With the cost of concert tickets, you better not be asking the crowd to sing, I did not pay to hear a drunk girl sing my favorite song.
How all things should be taught/explained.
C’mere baby, let me help you break that resolution.
It’s cute how Taco Bell gives you 2 little peppermints in the bag with your order, like thanks for your order, sorry about the diarrhea.
In Hell you have to drive with balloons in the car and you have to put them in the car with the doors open.

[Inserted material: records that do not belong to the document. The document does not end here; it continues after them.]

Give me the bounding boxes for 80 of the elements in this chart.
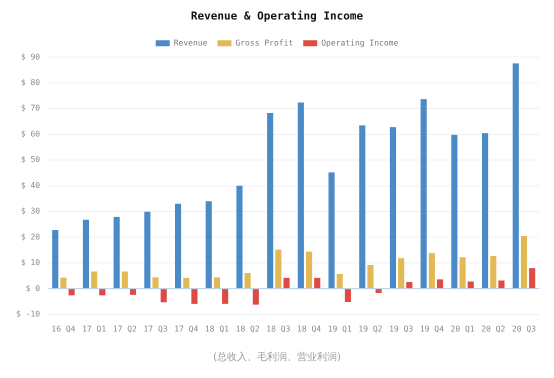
x-tick-label: 16 Q4 bbox=[51, 324, 76, 334]
chart-title: Revenue & Operating Income bbox=[190, 9, 364, 22]
bar bbox=[82, 220, 90, 288]
bar bbox=[244, 272, 251, 288]
legend-label: Operating Income bbox=[321, 38, 398, 48]
bar bbox=[420, 99, 427, 288]
x-tick-label: 20 Q1 bbox=[450, 324, 475, 334]
x-tick-label: 18 Q3 bbox=[266, 324, 291, 334]
bar bbox=[122, 271, 128, 288]
bar bbox=[68, 289, 75, 296]
bar bbox=[468, 281, 474, 288]
bar bbox=[130, 289, 136, 295]
bar bbox=[490, 256, 496, 288]
bar bbox=[99, 289, 106, 296]
y-tick-label: $ 50 bbox=[20, 155, 40, 164]
legend-label: Gross Profit bbox=[235, 38, 294, 48]
bar bbox=[459, 257, 466, 288]
x-tick-label: 17 Q1 bbox=[82, 324, 106, 334]
y-tick-label: $ 20 bbox=[20, 232, 40, 242]
bar bbox=[214, 277, 220, 288]
bar bbox=[236, 186, 243, 288]
bar bbox=[520, 236, 528, 288]
bar bbox=[482, 133, 488, 288]
x-tick-label: 17 Q3 bbox=[143, 324, 168, 334]
bar bbox=[344, 289, 352, 302]
bar bbox=[451, 134, 458, 288]
y-tick-label: $ 30 bbox=[20, 206, 40, 216]
bar bbox=[376, 289, 382, 294]
bar bbox=[283, 278, 290, 288]
y-tick-label: $ 70 bbox=[20, 104, 40, 113]
bar bbox=[328, 172, 335, 288]
bar bbox=[91, 271, 98, 288]
bar bbox=[367, 265, 374, 288]
bar bbox=[498, 280, 505, 288]
x-tick-label: 20 Q3 bbox=[512, 324, 536, 334]
bar bbox=[191, 289, 198, 304]
bar bbox=[206, 201, 212, 288]
bar bbox=[336, 274, 343, 288]
bar bbox=[298, 102, 304, 288]
text: (总收入、毛利润、营业利润) bbox=[212, 350, 342, 364]
bar bbox=[398, 258, 404, 288]
bar bbox=[390, 127, 396, 288]
bar bbox=[152, 277, 159, 288]
x-tick-label: 19 Q4 bbox=[420, 324, 444, 334]
bar bbox=[114, 216, 120, 288]
x-tick-label: 19 Q3 bbox=[389, 324, 414, 334]
x-tick-label: 17 Q4 bbox=[174, 324, 198, 334]
x-tick-label: 18 Q1 bbox=[204, 324, 230, 334]
legend-label: Revenue bbox=[174, 38, 208, 48]
x-tick-label: 18 Q4 bbox=[297, 324, 322, 334]
bar bbox=[267, 113, 274, 288]
bar bbox=[428, 253, 435, 288]
y-tick-label: $ 10 bbox=[20, 258, 40, 268]
x-tick-label: 17 Q2 bbox=[112, 324, 138, 334]
bar bbox=[512, 63, 519, 288]
bar bbox=[314, 278, 320, 288]
bar bbox=[174, 204, 182, 288]
bar bbox=[252, 289, 259, 305]
x-tick-label: 18 Q2 bbox=[236, 324, 260, 334]
bar bbox=[52, 230, 58, 288]
bar bbox=[529, 268, 536, 288]
y-tick-label: $ 40 bbox=[20, 180, 40, 190]
bar bbox=[60, 278, 67, 288]
bar bbox=[306, 252, 312, 288]
bar bbox=[436, 279, 444, 288]
x-tick-label: 19 Q1 bbox=[328, 324, 352, 334]
bar bbox=[183, 278, 190, 288]
x-tick-label: 19 Q2 bbox=[358, 324, 383, 334]
bar bbox=[406, 282, 412, 288]
bar bbox=[160, 289, 167, 302]
bar bbox=[144, 212, 150, 288]
bar bbox=[359, 125, 366, 288]
y-tick-label: $ 90 bbox=[20, 52, 40, 62]
y-tick-label: $ 60 bbox=[20, 129, 40, 138]
x-tick-label: 20 Q2 bbox=[481, 324, 506, 334]
bar bbox=[275, 250, 282, 288]
bar bbox=[222, 289, 228, 304]
y-tick-label: $ -10 bbox=[16, 309, 40, 318]
y-tick-label: $ 80 bbox=[20, 78, 40, 87]
y-tick-label: $ 0 bbox=[26, 284, 40, 293]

I’ve got chicken fingers and a McRib, a few more parts and my monster will be complete.
Going to start punching people in the face who say fight me. Words mean things, Paul.
Tonight during distance dinner with my friends we were talking about how much harder it is to be impressed in your 30s and they asked what it would take to impress me and I said an exorcism, so, yeah, I think I need to get more fresh air.
Killing Eve is trending and I thought we had a new holiday.
Someone called their dog “ugly” and I was not even prepared to fight a stranger today.
My brother just sent me his Christmas wishlist, there’s a ham on it, only a ham.
Maine is beautiful and calm.
Stephen King: Hold my balloon.
DMV Lady: Do you want to retake your photo? You look mad.
Me: I am mad.
DMV Lady: But you’ll look mad on here for 5 years.
Me: I will still be mad in 5 years.
Lower back pain is 0/10 stars, do not recommend.
I’m not saying I’m on Amazon a lot but I did notice it was down before they did.